先に断っておくが今回の話は決してスピリチュアルな話題ではない。
Wikipediaを見てみるとテレパシーとは「 超感覚的知覚(ESP) の一種、かつ超能力の一種」だと書かれている。超能力である、それが使えればエスパーだ。しかしボクたち大人から見ればそれは子ども騙しのマンガの中の話でしかないと思っている。ところがである、

以前に何かの本を読んでいて「なるほど!」と思ったことがあった。以心伝心の話である。それもある程度信用できるケンブリッジ大学などで行われた学術実験の結果だ。細かいところは「ガンツフェルト法」などでネットを検索すれば玉石混交の話がたくさんヒットするはずだ。

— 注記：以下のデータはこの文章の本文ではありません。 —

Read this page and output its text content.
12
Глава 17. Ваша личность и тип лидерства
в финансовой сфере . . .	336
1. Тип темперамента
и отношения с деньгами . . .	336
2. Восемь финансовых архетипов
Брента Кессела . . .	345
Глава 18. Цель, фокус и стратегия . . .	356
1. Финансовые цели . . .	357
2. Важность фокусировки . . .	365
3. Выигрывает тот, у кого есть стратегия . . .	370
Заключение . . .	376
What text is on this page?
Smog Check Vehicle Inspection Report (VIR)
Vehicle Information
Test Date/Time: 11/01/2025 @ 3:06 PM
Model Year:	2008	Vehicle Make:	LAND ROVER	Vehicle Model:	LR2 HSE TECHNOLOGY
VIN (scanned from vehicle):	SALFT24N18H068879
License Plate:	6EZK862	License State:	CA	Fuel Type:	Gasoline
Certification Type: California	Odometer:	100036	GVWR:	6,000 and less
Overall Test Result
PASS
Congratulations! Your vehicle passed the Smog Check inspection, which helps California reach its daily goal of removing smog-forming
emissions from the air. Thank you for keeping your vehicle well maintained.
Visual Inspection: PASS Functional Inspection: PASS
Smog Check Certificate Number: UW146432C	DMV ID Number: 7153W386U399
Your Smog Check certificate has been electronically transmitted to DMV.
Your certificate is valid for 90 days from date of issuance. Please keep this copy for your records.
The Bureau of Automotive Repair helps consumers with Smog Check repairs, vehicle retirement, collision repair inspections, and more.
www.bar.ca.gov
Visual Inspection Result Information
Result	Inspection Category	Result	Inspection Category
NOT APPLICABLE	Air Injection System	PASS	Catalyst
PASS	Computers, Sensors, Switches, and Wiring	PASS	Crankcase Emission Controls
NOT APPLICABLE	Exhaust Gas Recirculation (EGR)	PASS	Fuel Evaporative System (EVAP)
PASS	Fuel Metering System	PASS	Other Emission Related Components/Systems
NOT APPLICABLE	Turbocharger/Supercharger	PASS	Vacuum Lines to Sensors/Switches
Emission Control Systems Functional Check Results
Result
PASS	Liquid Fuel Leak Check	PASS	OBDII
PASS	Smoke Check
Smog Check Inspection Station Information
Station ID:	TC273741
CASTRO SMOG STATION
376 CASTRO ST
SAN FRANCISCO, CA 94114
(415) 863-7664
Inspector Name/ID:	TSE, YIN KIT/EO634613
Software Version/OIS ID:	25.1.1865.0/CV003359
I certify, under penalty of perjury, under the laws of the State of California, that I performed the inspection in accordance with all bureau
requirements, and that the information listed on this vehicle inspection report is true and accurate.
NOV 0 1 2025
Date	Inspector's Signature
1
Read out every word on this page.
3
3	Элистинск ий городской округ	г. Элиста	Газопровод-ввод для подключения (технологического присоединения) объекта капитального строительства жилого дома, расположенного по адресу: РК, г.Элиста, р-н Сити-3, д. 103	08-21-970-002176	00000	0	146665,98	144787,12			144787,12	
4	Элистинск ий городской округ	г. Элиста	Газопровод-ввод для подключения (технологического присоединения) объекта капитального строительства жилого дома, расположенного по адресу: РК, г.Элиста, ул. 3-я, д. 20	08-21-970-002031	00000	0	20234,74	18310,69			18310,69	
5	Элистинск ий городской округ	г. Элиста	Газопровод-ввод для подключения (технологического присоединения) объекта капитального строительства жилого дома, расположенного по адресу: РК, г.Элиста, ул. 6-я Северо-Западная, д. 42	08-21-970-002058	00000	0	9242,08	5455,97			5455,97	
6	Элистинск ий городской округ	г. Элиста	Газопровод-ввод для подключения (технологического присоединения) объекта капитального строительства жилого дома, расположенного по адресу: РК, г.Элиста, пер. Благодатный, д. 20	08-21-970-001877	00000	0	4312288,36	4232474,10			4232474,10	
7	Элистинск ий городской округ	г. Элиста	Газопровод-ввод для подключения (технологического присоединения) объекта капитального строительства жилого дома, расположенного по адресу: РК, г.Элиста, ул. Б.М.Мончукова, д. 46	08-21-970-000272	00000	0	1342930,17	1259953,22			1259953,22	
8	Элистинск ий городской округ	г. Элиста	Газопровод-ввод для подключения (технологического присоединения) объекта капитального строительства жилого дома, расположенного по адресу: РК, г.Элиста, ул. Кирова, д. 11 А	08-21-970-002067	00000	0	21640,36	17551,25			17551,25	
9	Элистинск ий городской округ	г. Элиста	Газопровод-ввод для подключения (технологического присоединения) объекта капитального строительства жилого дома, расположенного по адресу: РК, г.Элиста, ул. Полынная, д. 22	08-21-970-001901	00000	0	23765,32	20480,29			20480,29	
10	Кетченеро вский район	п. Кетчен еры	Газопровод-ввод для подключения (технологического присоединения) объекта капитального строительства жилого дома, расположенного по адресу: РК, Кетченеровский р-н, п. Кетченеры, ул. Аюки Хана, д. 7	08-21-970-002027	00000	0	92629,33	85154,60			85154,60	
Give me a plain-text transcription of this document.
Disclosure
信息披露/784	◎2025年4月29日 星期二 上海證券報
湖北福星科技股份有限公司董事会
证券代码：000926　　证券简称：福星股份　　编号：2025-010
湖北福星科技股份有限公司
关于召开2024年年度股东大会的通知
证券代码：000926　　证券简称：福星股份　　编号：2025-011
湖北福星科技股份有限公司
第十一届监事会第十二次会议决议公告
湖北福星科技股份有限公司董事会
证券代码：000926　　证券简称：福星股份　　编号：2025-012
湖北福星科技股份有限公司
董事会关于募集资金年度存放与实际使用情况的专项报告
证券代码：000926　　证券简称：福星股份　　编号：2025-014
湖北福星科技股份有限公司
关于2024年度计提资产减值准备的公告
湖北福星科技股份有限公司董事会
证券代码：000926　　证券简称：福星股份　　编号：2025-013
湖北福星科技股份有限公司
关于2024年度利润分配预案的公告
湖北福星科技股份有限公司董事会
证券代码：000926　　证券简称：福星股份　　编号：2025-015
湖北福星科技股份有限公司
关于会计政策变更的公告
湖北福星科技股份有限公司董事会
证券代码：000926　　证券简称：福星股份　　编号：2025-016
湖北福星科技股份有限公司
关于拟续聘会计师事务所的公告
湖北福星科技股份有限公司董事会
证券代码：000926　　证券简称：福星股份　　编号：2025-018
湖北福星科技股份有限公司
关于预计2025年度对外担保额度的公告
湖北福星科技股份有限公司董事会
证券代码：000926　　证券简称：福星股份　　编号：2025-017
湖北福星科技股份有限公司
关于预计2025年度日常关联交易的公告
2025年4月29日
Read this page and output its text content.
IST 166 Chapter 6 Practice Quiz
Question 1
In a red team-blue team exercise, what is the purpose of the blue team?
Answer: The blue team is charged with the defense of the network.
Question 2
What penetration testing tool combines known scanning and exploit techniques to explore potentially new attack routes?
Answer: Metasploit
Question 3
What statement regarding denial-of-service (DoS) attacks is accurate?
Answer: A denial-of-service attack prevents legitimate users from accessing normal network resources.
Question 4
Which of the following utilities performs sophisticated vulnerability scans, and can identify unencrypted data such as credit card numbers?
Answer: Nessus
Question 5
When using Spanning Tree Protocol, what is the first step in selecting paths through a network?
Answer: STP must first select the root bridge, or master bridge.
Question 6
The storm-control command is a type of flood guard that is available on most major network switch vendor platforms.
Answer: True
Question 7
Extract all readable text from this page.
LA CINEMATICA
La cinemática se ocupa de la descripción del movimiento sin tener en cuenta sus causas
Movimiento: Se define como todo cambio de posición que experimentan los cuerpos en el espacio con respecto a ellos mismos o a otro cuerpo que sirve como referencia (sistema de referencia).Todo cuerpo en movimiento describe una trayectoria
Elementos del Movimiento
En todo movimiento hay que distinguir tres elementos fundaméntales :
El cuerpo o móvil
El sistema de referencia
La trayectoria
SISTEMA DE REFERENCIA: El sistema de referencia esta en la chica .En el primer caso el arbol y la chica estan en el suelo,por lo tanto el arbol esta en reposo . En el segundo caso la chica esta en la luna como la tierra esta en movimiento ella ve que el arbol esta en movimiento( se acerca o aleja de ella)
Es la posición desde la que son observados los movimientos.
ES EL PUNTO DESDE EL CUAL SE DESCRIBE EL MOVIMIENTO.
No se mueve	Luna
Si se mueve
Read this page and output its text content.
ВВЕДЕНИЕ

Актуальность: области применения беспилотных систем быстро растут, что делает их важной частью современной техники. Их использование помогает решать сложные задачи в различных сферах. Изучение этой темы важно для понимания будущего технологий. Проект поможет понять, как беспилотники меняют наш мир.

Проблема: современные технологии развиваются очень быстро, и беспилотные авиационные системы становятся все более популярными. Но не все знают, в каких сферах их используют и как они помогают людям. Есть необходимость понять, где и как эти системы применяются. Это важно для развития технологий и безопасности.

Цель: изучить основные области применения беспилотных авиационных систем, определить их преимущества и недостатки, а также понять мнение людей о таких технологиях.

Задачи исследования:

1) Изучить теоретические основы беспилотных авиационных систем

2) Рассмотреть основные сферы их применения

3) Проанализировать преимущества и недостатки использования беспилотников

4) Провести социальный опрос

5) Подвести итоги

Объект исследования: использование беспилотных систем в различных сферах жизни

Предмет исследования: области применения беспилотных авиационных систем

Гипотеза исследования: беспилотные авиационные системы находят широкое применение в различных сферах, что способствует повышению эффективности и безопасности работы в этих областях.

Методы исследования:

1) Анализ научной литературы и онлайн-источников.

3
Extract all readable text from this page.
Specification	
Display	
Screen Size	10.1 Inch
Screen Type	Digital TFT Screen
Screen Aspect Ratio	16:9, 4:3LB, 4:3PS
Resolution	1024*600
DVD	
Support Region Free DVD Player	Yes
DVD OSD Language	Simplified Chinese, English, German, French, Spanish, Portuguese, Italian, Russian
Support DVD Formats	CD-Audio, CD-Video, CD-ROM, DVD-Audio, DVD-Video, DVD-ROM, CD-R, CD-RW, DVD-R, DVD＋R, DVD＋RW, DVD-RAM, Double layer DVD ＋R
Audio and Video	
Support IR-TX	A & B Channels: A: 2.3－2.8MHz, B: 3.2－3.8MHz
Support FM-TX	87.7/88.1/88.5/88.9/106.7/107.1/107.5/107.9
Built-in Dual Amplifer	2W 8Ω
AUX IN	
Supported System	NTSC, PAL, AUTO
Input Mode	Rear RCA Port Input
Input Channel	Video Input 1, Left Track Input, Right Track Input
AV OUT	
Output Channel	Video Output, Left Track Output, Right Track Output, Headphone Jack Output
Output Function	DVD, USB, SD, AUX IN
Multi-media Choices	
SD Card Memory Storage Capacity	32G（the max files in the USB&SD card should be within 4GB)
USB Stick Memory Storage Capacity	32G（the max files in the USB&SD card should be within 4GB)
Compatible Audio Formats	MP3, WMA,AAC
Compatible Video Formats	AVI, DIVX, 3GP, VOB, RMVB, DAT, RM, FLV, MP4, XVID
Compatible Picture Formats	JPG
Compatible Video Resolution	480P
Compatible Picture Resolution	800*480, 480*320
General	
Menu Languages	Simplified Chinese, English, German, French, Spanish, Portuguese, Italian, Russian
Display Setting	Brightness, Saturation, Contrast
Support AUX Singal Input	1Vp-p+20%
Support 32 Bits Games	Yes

ざっくりと言えば、声に出したり視覚に訴えることをしなくても自分の思っていることを相手に伝えることができるかもしれないという話である。科学的な根拠は今のところ全くないが事実としてそんな現象が見られたという話だ。どこかの生物物理学者の話だったように記憶している。

例えば、人間には耳があって空気の振動を音として聞くことができる。目は光の波長によって物の形や色の違いを知ることができる。鼻は空気中の微粒子によってどんな匂いかを知ることができる。舌は味の違いを知ることができ肌に触れたものを認知することができる。いわゆる五感だ。しかし生き物の中には目がなかったり耳がなかったりする生物は珍しくない。彼らから見れば人間の五感は超能力に見えるかもしれない。人も電波を直接受信することはできない。

昔から「第六感」と言われているものがある。五感以外のいわゆる「虫の知らせ」だったり「勘」だったりというような自分でも説明のできないようなもので神経が研ぎ澄まされたときにだけ感じられるようなものだ。いや本当に感じられたのかといえば実のところ感じたような気がするだけなのかもしれない。

今のところ人間の脳が五感以上のものを感じ取れるという研究成果はない。でもイルカやクジラの仲間などは超音波を受信できる感覚器を持っていることが明らかになっているし、虫や小動物の中にはそれ以外の手段でお互いにコミニュケーションしているものもいるかもしれない。そのことを我々が知らないだけだということはないだろうか。

もしも、もしもの話だが脳が出す微弱な脳波を相手の脳が直接受け取って理解できるならそれはテレパシーだと言えるのではないだろうか。今はボクたちはその能力が非常に弱くて自分でも気づいていないだけかもしれない。我々の遠い祖先が、初めて目という器官を持ったり耳という器官を持った初期にはそんな状況だったかもしれない。見えるような見えないような、なんとなく光を感じるような感じないようなそんな時代があったに違いない。ある時突然にはっきりと目の見える子供が生まれたとはちょっと考えにくい。

随分前からボクの耳の中ではキーンという音のようなものが鳴り続けている。もしかしたらこれは誰かがボクにテレパシーで脳波を送り込んでいるのではないだろうかと思うことは流石にないが、「そんなものがあるわけない」と否定するだけでは何も始まらない。「ない」と言い切るならないことを証明しなくてはいけない。ないことが証明されるまでは「ある」ことの可能性は否定されない。この宇宙で地球以外に生命体がいるのか?という問いに答えようとするのと同じだ。たぶんボクのそれは加齢によるただの耳鳴りなのだが、そうとも言い切れないと思えば世の中はもっと楽しくなると思うのだ。